When I hung up I realized that there was someone on the jetty. A man dressed in a blue sailor’s jacket was at the dock, I could see him in the distance through the window of the phone booth. Otherwise the port was deserted, and I watched as the man walked over to the stone block where I’d been sitting just a few moments ago and passed it without stopping. I was still standing in the phone booth, and I followed him with my eyes while he continued along the jetty without seeming to notice me or even suspect I was watching. He stopped in front of a fishing boat and took a good look at its hull, and after tossing the little knapsack he was carrying on board he jumped in with a single bound, rocking the boat for a few moments before it stabilized bit by bit alongside the dock.

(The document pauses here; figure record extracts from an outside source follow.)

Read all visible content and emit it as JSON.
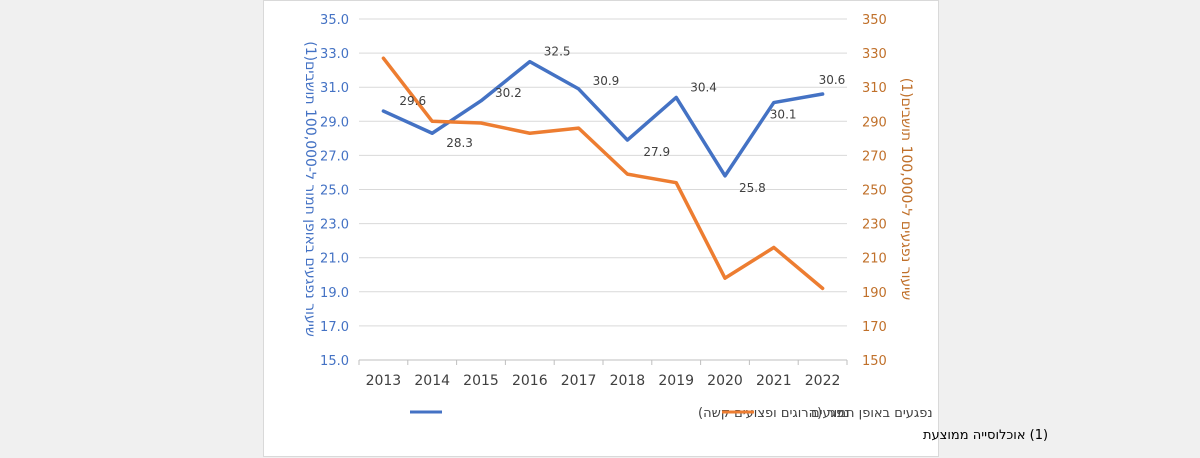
{
  "chart_data": {
    "type": "line",
    "categories": [
      "2013",
      "2014",
      "2015",
      "2016",
      "2017",
      "2018",
      "2019",
      "2020",
      "2021",
      "2022"
    ],
    "series": [
      {
        "name": "נפגעים באופן חמור (הרוגים ופצועים קשה)",
        "axis": "left",
        "color": "#4472c4",
        "values": [
          29.6,
          28.3,
          30.2,
          32.5,
          30.9,
          27.9,
          30.4,
          25.8,
          30.1,
          30.6
        ],
        "data_labels": [
          "29.6",
          "28.3",
          "30.2",
          "32.5",
          "30.9",
          "27.9",
          "30.4",
          "25.8",
          "30.1",
          "30.6"
        ]
      },
      {
        "name": "נפגעים",
        "axis": "right",
        "color": "#ed7d31",
        "values": [
          327,
          290,
          289,
          283,
          286,
          259,
          254,
          198,
          216,
          192
        ]
      }
    ],
    "y_left": {
      "label": "שיעור נפגעים באופן חמור ל-100,000 תושבים(1)",
      "ylim": [
        15,
        35
      ],
      "ticks": [
        "15.0",
        "17.0",
        "19.0",
        "21.0",
        "23.0",
        "25.0",
        "27.0",
        "29.0",
        "31.0",
        "33.0",
        "35.0"
      ]
    },
    "y_right": {
      "label": "שיעור נפגעים ל-100,000 תושבים(1)",
      "ylim": [
        150,
        350
      ],
      "ticks": [
        "150",
        "170",
        "190",
        "210",
        "230",
        "250",
        "270",
        "290",
        "310",
        "330",
        "350"
      ]
    },
    "grid": true,
    "legend_position": "bottom"
  },
  "footnote": "(1) אוכלוסייה ממוצעת"
}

He remained standing in the boat while untying the moorings, and, tossing them onto the pier, he grabbed a big wooden oar that he then thrust vertically into the water to push the boat out to the middle of the bay. He was now much closer to where I was and I could almost make out his features, his dry, angular face was chiseled by the wind. I didn’t move in the booth and kept watching from a distance, my body half hidden by the gray mass of the telephone. He’d gone back to the stern now and, kneeling down on the bench to start the motor, he gave the cord three long pulls, lifting his arm high in the air. The motor fired up and, sitting down in the stern, he grabbed the rudder and left the port at an extremely slow speed, his body perfectly immobile in the back of the boat and his eyes fixed on the horizon. I kept watching him from behind the window of the phone booth and could only see his back now as the boat headed out into the open sea toward — there was no longer any doubt — Sasuelo Island.